1. Der "Vorteil" des § 6 Abs. 1 Satz 1 KAG LSA besteht bei Ausbaumaßnahmen darin, die Straße in Anspruch nehmen zu können. Einen solchen "Vorteil" hat auch das Hinterliegergrundstück dann, wenn es dem Eigentümer des an die Straße angrenzenden Grundstücks gehört und die Straße über dieses erreicht werden kann.

2. Dass eine Zuwegung beim Entstehen der sachlichen Beitragspflicht bereits besteht, ist ebenso wenig erforderlich wie eine einheitliche oder gleichartige Nutzung beider Grundstücke.

OVG-SACHSEN-ANHALT – Beschluss, 2 L 32/03 vom 29.10.2003

1. Das Hinterliegergrundstück hat bei sog. Eigentümerverschiedenheit (beim Anlieger- und beim Hinterliegergrundstück) nur dann einen Vorteil von der Straßenausbaumaßnahme, wenn der Zugang zur Straße dauerhaft gesichert ist (wie OVG LSA, Beschl. v. 06.05.2003 - 2 M 39/02 -).

2. Diese Voraussetzungen sind bei einem Notwegerecht des § 917 BGB erfüllt.

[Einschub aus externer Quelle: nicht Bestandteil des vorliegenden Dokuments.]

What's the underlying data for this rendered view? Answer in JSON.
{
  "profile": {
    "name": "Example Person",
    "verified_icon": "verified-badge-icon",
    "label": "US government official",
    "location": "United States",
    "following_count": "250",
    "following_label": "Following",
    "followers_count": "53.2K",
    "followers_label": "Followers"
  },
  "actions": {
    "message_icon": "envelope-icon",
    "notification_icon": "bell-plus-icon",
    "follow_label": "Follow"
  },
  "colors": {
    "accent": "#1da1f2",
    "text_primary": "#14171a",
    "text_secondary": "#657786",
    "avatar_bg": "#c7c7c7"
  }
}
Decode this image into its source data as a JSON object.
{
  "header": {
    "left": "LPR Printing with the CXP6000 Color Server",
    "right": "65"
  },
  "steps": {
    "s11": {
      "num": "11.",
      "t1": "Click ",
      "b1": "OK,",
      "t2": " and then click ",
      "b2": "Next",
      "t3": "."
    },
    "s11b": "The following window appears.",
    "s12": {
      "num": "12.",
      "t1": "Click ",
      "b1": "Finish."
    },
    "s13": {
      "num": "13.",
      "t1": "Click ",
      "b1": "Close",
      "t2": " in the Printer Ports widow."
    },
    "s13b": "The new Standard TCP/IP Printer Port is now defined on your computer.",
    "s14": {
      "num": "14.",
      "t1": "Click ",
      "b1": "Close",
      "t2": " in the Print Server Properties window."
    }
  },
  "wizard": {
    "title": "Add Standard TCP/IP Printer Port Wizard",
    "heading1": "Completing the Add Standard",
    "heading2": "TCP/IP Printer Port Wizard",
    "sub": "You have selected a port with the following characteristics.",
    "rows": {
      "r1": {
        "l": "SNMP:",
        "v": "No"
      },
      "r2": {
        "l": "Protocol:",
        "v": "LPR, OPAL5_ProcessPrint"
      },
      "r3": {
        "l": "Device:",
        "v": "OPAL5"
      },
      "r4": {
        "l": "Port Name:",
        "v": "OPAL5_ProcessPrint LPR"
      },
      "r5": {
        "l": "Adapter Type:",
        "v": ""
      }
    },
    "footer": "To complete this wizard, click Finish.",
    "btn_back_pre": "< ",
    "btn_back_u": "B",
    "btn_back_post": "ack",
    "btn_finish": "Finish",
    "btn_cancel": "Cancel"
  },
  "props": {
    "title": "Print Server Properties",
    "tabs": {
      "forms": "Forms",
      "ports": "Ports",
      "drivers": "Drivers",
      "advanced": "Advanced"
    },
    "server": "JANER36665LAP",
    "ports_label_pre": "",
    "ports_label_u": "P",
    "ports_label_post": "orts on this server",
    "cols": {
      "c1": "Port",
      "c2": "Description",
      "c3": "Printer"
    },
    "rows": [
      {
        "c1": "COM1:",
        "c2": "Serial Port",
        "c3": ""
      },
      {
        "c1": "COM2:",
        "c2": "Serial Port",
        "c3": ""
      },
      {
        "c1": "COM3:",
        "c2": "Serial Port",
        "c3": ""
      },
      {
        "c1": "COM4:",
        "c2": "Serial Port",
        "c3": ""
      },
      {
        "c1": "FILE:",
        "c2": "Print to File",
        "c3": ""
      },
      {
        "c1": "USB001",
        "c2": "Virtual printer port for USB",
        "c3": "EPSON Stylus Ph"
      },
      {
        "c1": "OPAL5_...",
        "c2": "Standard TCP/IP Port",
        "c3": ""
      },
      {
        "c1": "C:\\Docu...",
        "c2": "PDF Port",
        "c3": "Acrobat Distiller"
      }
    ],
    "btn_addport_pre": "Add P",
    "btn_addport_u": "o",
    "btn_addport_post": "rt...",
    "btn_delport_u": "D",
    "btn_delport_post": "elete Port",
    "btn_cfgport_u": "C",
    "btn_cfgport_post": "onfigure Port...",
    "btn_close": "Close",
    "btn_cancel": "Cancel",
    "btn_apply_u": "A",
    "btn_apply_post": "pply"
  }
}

OVG-SACHSEN-ANHALT – Beschluss, 2 L 32/02 vom 29.10.2003

1. Das Hinterliegergrundstück hat bei sog. Eigentümerverschiedenheit (beim Anlieger- und beim Hinterliegergrundstück) nur dann einen Vorteil von der Straßenausbaumaßnahme, wenn der Zugang zur Straße dauerhaft gesichert ist (wie OVG LSA, Beschl. v. 06.05.2003 - 2 M 39/02 -).

2. Diese Voraussetzungen sind bei einem Notwegerecht des § 917 BGB erfüllt.